In December, I read at Willamette University in Salem, Oregon. Mining wasn’t such a hot topic there, but there was a respectable audience at Putnam Hall for a brown-bag presentation. Although mining took place in Oregon, the primary industry in that state was logging. Both depleted the land, but in different ways. I compared the loss of that industry in recent years, and the dying logging towns to my town, the town that keeps on trying. A short review in The Oregonian made the same connection.



For now, we are at rest in Hailey, Idaho. My thoughts once again turn to writing and stray from promoting my book. On Christmas Eve, the power went out and stayed out half of Christmas Day for us and all day for many others.
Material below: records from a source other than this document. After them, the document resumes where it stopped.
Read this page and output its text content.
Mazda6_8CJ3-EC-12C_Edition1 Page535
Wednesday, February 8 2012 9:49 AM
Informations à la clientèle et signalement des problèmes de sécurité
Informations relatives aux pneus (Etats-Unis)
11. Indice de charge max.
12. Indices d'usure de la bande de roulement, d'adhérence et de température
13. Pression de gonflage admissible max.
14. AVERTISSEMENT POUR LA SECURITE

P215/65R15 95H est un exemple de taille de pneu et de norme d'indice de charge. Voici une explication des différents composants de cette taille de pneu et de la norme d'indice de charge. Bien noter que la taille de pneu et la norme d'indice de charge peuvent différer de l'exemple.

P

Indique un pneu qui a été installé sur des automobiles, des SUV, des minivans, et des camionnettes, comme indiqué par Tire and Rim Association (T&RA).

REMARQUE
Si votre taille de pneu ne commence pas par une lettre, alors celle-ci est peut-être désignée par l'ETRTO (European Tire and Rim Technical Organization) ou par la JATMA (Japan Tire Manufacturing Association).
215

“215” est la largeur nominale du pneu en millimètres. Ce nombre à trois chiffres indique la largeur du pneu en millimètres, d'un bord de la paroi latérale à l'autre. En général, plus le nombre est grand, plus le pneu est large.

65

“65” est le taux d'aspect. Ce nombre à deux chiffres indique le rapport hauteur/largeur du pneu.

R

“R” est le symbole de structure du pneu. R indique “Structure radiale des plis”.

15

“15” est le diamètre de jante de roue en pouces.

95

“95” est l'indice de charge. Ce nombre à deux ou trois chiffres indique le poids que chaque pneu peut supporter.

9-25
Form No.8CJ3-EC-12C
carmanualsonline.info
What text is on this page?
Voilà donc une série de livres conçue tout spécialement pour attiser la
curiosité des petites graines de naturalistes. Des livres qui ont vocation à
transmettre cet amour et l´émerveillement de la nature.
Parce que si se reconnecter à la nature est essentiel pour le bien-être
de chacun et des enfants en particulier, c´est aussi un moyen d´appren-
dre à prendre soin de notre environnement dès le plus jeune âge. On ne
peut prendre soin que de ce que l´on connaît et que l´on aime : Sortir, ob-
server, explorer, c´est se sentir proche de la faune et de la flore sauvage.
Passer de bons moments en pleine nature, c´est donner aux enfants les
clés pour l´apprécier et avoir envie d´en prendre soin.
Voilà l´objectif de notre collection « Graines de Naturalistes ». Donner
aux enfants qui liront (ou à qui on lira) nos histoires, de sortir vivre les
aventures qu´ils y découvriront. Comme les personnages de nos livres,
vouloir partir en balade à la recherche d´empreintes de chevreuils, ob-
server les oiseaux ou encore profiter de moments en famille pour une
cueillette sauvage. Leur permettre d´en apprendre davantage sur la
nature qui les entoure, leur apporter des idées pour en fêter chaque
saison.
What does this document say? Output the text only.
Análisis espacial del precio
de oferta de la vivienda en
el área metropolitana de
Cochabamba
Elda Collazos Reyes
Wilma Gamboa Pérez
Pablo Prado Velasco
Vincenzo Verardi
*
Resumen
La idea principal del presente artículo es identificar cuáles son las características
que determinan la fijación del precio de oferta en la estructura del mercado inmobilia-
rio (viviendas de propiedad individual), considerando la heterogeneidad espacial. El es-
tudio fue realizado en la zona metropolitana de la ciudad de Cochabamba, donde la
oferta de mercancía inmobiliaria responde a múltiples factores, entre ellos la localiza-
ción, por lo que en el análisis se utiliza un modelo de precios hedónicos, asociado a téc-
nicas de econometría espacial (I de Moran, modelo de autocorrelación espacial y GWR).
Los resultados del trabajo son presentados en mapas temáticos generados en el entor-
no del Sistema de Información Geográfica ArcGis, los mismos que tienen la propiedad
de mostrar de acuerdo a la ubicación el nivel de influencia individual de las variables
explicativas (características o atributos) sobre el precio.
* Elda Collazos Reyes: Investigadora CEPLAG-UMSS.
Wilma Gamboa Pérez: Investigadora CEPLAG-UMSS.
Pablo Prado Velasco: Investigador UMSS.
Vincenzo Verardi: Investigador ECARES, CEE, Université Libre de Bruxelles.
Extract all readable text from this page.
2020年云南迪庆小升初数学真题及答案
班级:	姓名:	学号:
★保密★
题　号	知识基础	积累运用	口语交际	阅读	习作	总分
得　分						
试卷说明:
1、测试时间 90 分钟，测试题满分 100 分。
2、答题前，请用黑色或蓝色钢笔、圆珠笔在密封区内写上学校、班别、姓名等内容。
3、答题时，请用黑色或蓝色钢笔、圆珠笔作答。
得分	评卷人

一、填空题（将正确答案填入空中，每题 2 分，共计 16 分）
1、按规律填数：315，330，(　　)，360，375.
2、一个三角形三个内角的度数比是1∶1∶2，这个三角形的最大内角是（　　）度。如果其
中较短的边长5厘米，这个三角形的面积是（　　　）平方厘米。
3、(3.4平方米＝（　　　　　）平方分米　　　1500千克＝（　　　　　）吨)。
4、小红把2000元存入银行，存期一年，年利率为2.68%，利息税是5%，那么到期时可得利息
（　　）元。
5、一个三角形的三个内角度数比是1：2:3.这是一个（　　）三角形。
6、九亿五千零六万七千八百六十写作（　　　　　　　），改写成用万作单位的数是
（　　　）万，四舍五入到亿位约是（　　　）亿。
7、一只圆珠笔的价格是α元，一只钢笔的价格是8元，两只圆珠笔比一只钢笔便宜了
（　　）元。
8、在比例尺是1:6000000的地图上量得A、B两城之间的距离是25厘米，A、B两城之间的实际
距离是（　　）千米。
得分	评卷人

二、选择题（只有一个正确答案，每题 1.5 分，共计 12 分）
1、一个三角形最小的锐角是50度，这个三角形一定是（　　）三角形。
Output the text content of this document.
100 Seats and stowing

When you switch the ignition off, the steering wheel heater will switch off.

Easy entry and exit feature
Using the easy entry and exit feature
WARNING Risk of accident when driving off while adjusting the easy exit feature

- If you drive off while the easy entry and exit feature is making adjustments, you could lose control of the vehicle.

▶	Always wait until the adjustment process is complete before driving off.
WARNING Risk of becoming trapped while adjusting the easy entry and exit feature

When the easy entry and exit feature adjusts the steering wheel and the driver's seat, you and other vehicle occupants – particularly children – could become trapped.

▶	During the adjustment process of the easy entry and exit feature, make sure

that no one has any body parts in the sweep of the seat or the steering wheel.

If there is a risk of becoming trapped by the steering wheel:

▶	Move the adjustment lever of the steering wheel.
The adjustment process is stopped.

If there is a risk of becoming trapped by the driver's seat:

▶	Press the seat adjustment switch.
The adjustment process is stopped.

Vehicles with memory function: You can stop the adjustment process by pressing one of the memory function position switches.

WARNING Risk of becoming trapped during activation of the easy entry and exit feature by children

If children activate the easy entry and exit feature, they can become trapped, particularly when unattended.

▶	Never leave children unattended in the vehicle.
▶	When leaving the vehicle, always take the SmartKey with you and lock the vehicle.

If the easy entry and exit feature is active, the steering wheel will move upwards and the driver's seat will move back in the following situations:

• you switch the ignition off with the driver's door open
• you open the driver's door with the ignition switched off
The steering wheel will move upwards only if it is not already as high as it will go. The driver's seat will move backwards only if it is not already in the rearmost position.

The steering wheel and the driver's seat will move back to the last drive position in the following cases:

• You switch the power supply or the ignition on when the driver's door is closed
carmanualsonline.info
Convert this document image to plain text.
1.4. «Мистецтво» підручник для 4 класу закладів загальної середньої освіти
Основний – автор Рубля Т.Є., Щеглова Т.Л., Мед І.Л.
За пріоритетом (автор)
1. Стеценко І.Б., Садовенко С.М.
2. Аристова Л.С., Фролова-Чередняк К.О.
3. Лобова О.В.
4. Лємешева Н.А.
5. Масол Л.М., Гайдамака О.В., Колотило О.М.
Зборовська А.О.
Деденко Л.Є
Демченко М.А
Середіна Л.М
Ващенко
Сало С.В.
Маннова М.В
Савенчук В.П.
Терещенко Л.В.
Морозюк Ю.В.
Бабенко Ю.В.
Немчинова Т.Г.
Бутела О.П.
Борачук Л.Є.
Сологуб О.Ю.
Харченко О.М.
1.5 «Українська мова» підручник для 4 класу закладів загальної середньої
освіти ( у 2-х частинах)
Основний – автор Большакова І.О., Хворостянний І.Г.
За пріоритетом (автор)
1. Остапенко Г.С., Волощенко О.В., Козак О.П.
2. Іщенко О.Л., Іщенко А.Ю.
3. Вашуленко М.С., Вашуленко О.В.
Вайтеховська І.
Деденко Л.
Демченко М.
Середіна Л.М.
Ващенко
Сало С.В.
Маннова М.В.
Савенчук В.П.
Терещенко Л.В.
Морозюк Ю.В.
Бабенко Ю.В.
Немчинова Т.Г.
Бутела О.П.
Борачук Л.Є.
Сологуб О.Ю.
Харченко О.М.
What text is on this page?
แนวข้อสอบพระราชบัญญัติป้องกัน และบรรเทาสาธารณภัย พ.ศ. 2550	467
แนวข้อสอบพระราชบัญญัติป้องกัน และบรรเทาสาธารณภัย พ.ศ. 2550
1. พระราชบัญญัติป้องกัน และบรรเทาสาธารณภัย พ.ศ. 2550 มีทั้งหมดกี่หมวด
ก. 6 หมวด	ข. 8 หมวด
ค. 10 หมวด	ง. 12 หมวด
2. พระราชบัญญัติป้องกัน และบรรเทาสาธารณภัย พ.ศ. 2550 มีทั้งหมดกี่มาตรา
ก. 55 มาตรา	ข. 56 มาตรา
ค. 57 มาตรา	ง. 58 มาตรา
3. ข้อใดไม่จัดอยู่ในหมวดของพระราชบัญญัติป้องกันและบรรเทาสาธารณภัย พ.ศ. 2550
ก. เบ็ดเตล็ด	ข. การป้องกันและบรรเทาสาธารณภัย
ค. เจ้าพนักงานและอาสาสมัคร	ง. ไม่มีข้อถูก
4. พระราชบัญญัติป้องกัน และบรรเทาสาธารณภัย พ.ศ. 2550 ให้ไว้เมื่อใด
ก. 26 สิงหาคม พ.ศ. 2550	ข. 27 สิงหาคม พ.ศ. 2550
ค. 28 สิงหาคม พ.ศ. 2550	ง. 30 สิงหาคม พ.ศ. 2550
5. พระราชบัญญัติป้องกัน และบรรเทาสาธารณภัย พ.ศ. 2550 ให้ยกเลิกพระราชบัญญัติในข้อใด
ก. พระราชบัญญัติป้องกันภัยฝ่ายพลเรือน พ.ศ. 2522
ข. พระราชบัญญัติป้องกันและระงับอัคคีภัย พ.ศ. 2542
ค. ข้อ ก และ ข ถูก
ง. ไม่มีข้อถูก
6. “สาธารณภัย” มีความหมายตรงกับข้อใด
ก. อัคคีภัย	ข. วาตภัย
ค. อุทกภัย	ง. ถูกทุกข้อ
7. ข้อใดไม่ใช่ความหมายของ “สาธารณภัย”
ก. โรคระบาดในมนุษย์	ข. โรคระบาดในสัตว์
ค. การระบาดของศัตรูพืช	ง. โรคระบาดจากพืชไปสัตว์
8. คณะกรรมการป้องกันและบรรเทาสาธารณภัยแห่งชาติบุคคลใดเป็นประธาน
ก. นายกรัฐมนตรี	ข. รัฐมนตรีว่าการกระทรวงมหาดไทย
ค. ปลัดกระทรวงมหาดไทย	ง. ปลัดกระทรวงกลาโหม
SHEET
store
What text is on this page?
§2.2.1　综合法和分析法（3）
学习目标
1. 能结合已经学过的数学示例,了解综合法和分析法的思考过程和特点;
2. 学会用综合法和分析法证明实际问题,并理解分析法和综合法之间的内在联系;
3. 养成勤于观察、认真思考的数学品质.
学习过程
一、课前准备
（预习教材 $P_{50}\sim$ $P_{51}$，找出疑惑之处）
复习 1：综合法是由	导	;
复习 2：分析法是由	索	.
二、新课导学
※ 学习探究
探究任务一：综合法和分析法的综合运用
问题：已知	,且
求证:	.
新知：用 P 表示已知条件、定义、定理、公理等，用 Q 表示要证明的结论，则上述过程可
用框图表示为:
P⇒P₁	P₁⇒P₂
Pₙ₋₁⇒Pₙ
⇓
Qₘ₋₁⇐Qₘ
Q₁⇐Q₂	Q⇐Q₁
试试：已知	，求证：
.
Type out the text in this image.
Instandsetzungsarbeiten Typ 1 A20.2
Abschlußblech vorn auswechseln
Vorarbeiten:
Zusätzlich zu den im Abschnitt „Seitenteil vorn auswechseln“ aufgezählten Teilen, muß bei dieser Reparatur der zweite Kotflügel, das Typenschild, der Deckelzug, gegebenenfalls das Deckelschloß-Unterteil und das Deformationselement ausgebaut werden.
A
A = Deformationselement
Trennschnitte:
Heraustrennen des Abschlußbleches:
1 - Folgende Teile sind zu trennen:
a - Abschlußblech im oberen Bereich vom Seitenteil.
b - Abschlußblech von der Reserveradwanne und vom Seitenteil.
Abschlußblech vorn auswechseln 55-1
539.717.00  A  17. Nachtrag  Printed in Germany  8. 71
The temperatures outside hovered in the teens and lower. We warmed by the fire, absent-mindedly reached for light switches that didn’t work, read books, watched Bald Mountain through our telescope for signs of life in the chairlifts, and I wrote with pencil in a writing tablet. Power returned. Children and grandchildren arrived. Life returned to normal.

Snow fell outside my window on New Year’s Day. A decade of war, economic disaster and perilous leaders is behind us, although war continues and we wait for good economic news. On New Year’s Eve, a blue moon shone down, a white gold coin with edges blurred by fog, through a sifting of snow. A harbinger of good luck, I’m told, for the next decade. I do hope so.